A music therapy program raised melatonin levels and improved behavior and sleeping problems in 20 male Alzheimer's patients. The Alzheimer's patients underwent music therapy for 30-40 minutes, 5 days a week for one month. Blood samples were taken before the first session, at the end of the four weeks of therapy, and 6 weeks after the study's conclusion. Dr. Ardash Kumar and colleagues at the University of Miami School of Medicine (Florida), who reported the study in Alternative Therapies (1999;5:49-57), checked the levels of melatonin, norepinephrine, epinephrine, serotonin, and prolactin. These brain chemicals are known to affect mental state. They found that melatonin, epinephrine and norepinephrine blood levels had risen significantly by the end of the 4-week therapy program. Moreover, melatonin levels remained high 6 weeks after the program had stopped. Epinephrine and norepinephrine levels, by that time, had returned to their original readings. Serotonin and prolactin were not affected by music therapy. In addition to the hormonal changes, the participants in the study also became more active and cooperative and slept better.

"Relaxation with the type of music that calms you down is very beneficial," said Kumar. "To promote a sense of calm and well-being, you can listen to your favorite soothing music when you eat, before you sleep, and when you want to relax. Music therapy might be a safer and more effective alternative to many psychotropic medications. Like meditation and yoga, it can help us maintain our hormonal and emotional balance, even during periods of stress or disease."

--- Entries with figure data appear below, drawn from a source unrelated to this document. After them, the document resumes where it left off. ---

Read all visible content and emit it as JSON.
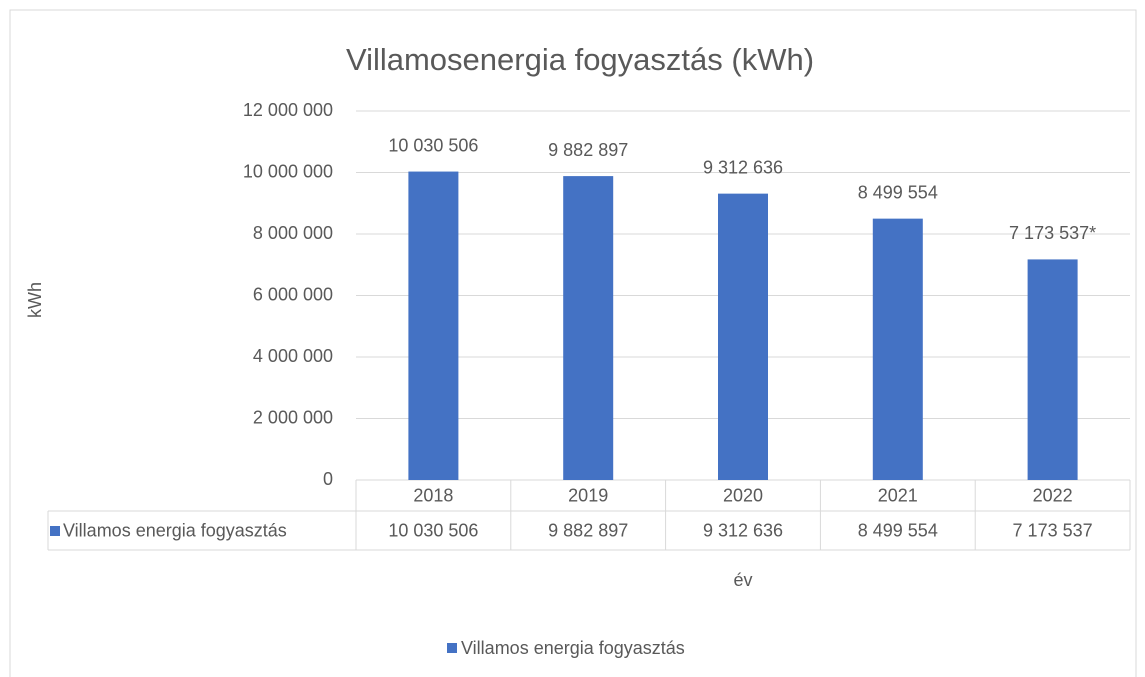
{
  "chart_data": {
    "type": "bar",
    "title": "Villamosenergia fogyasztás (kWh)",
    "x_label": "év",
    "y_label": "kWh",
    "categories": [
      "2018",
      "2019",
      "2020",
      "2021",
      "2022"
    ],
    "series": [
      {
        "name": "Villamos energia fogyasztás",
        "color": "#4472c4",
        "values": [
          10030506,
          9882897,
          9312636,
          8499554,
          7173537
        ],
        "value_labels": [
          "10 030 506",
          "9 882 897",
          "9 312 636",
          "8 499 554",
          "7 173 537*"
        ]
      }
    ],
    "data_table": {
      "cells": [
        "10 030 506",
        "9 882 897",
        "9 312 636",
        "8 499 554",
        "7 173 537"
      ]
    },
    "ylim": [
      0,
      12000000
    ],
    "yticks": [
      {
        "value": 0,
        "label": "0"
      },
      {
        "value": 2000000,
        "label": "2 000 000"
      },
      {
        "value": 4000000,
        "label": "4 000 000"
      },
      {
        "value": 6000000,
        "label": "6 000 000"
      },
      {
        "value": 8000000,
        "label": "8 000 000"
      },
      {
        "value": 10000000,
        "label": "10 000 000"
      },
      {
        "value": 12000000,
        "label": "12 000 000"
      }
    ],
    "grid": true,
    "legend": "bottom"
  }
}
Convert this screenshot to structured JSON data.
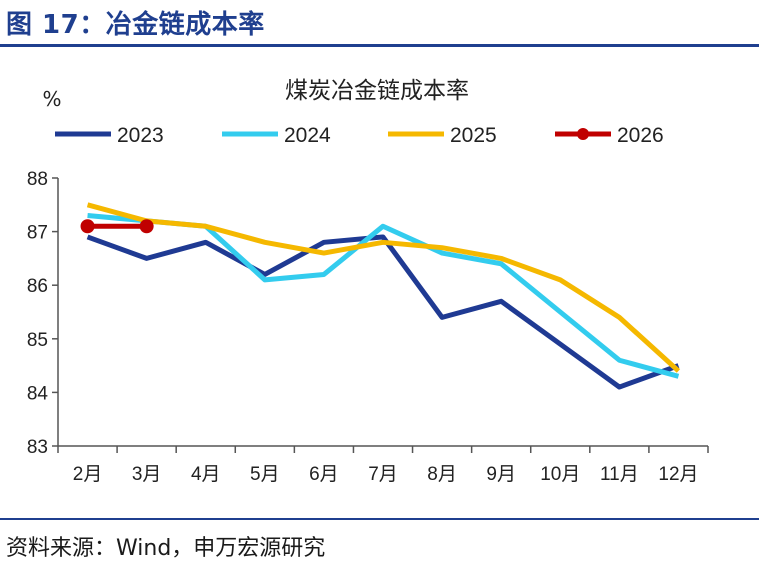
{
  "figure_title": "图 17：冶金链成本率",
  "source_note": "资料来源：Wind，申万宏源研究",
  "chart_data": {
    "type": "line",
    "title": "煤炭冶金链成本率",
    "ylabel": "%",
    "xlabel": "",
    "categories": [
      "2月",
      "3月",
      "4月",
      "5月",
      "6月",
      "7月",
      "8月",
      "9月",
      "10月",
      "11月",
      "12月"
    ],
    "ylim": [
      83,
      88
    ],
    "yticks": [
      83,
      84,
      85,
      86,
      87,
      88
    ],
    "grid": false,
    "legend_position": "top",
    "series": [
      {
        "name": "2023",
        "color": "#1f3a93",
        "marker": false,
        "values": [
          86.9,
          86.5,
          86.8,
          86.2,
          86.8,
          86.9,
          85.4,
          85.7,
          84.9,
          84.1,
          84.5
        ]
      },
      {
        "name": "2024",
        "color": "#33ccee",
        "marker": false,
        "values": [
          87.3,
          87.2,
          87.1,
          86.1,
          86.2,
          87.1,
          86.6,
          86.4,
          85.5,
          84.6,
          84.3
        ]
      },
      {
        "name": "2025",
        "color": "#f5b800",
        "marker": false,
        "values": [
          87.5,
          87.2,
          87.1,
          86.8,
          86.6,
          86.8,
          86.7,
          86.5,
          86.1,
          85.4,
          84.4
        ]
      },
      {
        "name": "2026",
        "color": "#c00000",
        "marker": true,
        "values": [
          87.1,
          87.1,
          null,
          null,
          null,
          null,
          null,
          null,
          null,
          null,
          null
        ]
      }
    ]
  }
}
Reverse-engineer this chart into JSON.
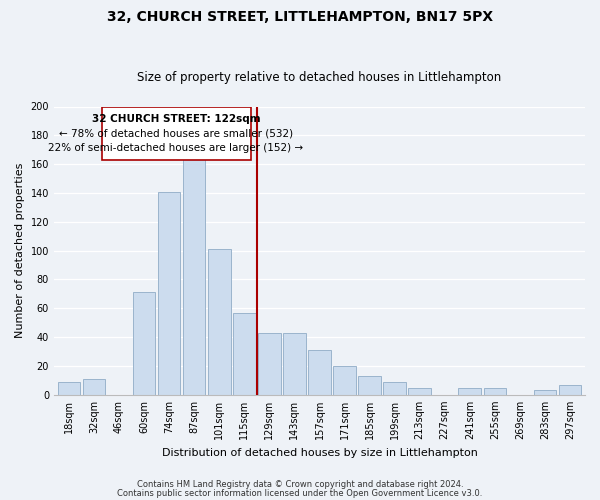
{
  "title": "32, CHURCH STREET, LITTLEHAMPTON, BN17 5PX",
  "subtitle": "Size of property relative to detached houses in Littlehampton",
  "xlabel": "Distribution of detached houses by size in Littlehampton",
  "ylabel": "Number of detached properties",
  "footnote1": "Contains HM Land Registry data © Crown copyright and database right 2024.",
  "footnote2": "Contains public sector information licensed under the Open Government Licence v3.0.",
  "bar_labels": [
    "18sqm",
    "32sqm",
    "46sqm",
    "60sqm",
    "74sqm",
    "87sqm",
    "101sqm",
    "115sqm",
    "129sqm",
    "143sqm",
    "157sqm",
    "171sqm",
    "185sqm",
    "199sqm",
    "213sqm",
    "227sqm",
    "241sqm",
    "255sqm",
    "269sqm",
    "283sqm",
    "297sqm"
  ],
  "bar_values": [
    9,
    11,
    0,
    71,
    141,
    166,
    101,
    57,
    43,
    43,
    31,
    20,
    13,
    9,
    5,
    0,
    5,
    5,
    0,
    3,
    7
  ],
  "bar_color": "#ccdcee",
  "bar_edge_color": "#9ab4cc",
  "ref_line_color": "#aa0000",
  "annotation_title": "32 CHURCH STREET: 122sqm",
  "annotation_line1": "← 78% of detached houses are smaller (532)",
  "annotation_line2": "22% of semi-detached houses are larger (152) →",
  "annotation_box_facecolor": "#ffffff",
  "annotation_box_edgecolor": "#aa0000",
  "ylim": [
    0,
    200
  ],
  "yticks": [
    0,
    20,
    40,
    60,
    80,
    100,
    120,
    140,
    160,
    180,
    200
  ],
  "background_color": "#eef2f7",
  "grid_color": "#ffffff",
  "title_fontsize": 10,
  "subtitle_fontsize": 8.5,
  "axis_label_fontsize": 8,
  "tick_fontsize": 7,
  "footnote_fontsize": 6
}
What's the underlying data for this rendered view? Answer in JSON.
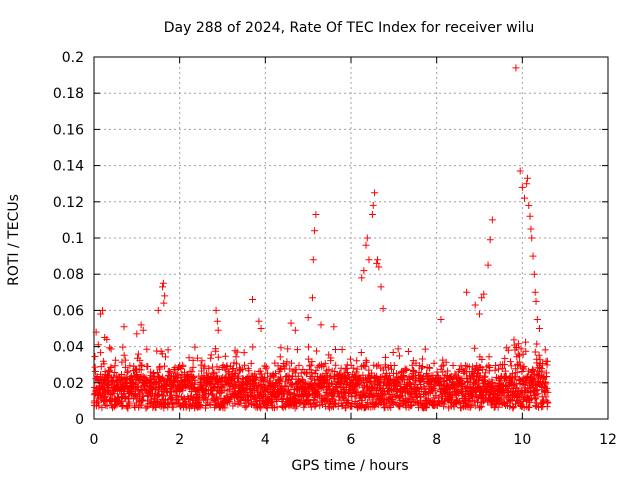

Other studies have shown that challenging the brain with complex tasks helps stave off dementia, as well as a number of other proactive defenses: a healthy diet high on veggies and fruits; moderate exercise, a social network of friends; and avoiding stress.

Of course, the healthy benefits are derived only from actual music, not whatever it is my neighbors listen to, which sounds like steel structures falling apart while an audience of cats and orcas cheer on the demolition. Nor does it apply to rap, which makes one long for the sweet oblivion of dementia. See, I knew there were good reasons to (1) cultivate musical snobbishness and (2) in the face of common sense, decency and my neighbor's peace of mind, taking up practicing the piano at midlife. I may never be Rachmaninoff, but at age ninety I'll be sharp enough to know I'm atrocious.